Pentagon paid PR firm $540m to make fake ‘Al-Qaeda’ videos

Washington: The Pentagon gave a controversial U.K. PR firm $540million to make fake extremist videos in Iraq, revealed the Bureau of Investigative Journalism.

According to the RT news reports, PR firm Bell Pottinger worked with the Pentagon to make the propaganda in a secretive operation.

Bell Pottinger’s former chairman Lord Tim Bell confirmed to The Sunday Times that his firm had worked on the “covert” military operation “covered by various secrecy agreements” and Pottinger reported to the Pentagon, the Central Intelligence Agency (CIA) and the National Security Council on its work in Iraq, he stated.

The top-secret propaganda ‘Psychological operations’ launched soon after the 2003 invasion of Iraq.

It employed nearly 300 British and Iraqi staff operated to the task included filming bomb attacks, writing soap operas and producing low-quality FAKE Al-Qaeda videos to look as though they had come from Arabic news networks.

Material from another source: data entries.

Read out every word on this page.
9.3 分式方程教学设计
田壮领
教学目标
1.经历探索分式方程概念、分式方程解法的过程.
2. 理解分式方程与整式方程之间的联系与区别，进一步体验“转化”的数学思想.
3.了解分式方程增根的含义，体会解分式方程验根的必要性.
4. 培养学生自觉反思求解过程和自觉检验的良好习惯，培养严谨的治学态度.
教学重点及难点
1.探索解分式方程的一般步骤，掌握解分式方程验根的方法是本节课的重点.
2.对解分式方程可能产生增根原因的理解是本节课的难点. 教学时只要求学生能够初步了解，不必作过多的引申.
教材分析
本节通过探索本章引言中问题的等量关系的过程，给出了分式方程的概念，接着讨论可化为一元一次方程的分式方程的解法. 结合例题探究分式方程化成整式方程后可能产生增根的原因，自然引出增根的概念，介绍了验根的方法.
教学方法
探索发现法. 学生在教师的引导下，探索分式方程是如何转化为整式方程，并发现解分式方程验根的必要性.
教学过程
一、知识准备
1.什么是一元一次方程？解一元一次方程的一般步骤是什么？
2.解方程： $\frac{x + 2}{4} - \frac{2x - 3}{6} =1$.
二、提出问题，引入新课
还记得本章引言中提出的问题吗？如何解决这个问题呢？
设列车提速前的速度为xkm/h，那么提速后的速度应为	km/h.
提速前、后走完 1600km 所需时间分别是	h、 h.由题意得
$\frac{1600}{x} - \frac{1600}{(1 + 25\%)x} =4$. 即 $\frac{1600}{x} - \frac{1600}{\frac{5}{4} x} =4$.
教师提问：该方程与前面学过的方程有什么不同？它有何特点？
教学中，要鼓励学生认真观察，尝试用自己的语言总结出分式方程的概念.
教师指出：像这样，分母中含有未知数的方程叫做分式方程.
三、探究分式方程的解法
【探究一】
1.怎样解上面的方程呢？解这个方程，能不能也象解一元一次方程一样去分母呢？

Specific instructions were given to the employees to create the videos.

“We need to make this style of video and we’ve got to use Al-Qaeda’s footage,” Wells was told. “We need it to be 10 minutes long, and it needs to be in this file format, and we need to encode it in this manner.”

These fake videos were allegedly distributed to portray Al-Qaeda in a negative light and track suspected sympathizers watching them.

According to MiddleEastMonitor reports, the Pentagon confirmed the controversial PR firm did work for them under the Information Operations Task Force (IOTF) creating content they say was “truthful”.

Bell Pottinger is understood to have been funded some $540million from the US Department of Defence (DoD) for five contracts from May 2007 to December 2011, according to the Times and the Bureau of Investigative Journalism

Martin Wells, ex-employee hired as a video editor by Bell Pottinger told the Bureau how he landed in Baghdad to edit content for secret “psychological operations” at Camp Victory. He said his time in Iraq was “shocking, eye-opening, life-changing.”

“We need to make this style of video and we’ve got to use al-Qaeda’s footage,” Wells was told. “We need it to be 10 minutes long, and it needs to be in this file format, and we need to encode it in this manner.”

https://twitter.com/RT_com/status/780563367056510976

Under the pretext that former Iraqi dictator Saddam Hussein possessed weapons of mass destruction (WMD), former US President George W. Bush ordered the invasion of Iraq in 2003.

But a CIA report in October 2004 revealed that Saddam Hussein did not have any active WMD program.

The country is in more catastrophic situation and became the target of extremist groups including Al-Qaeda and Daesh.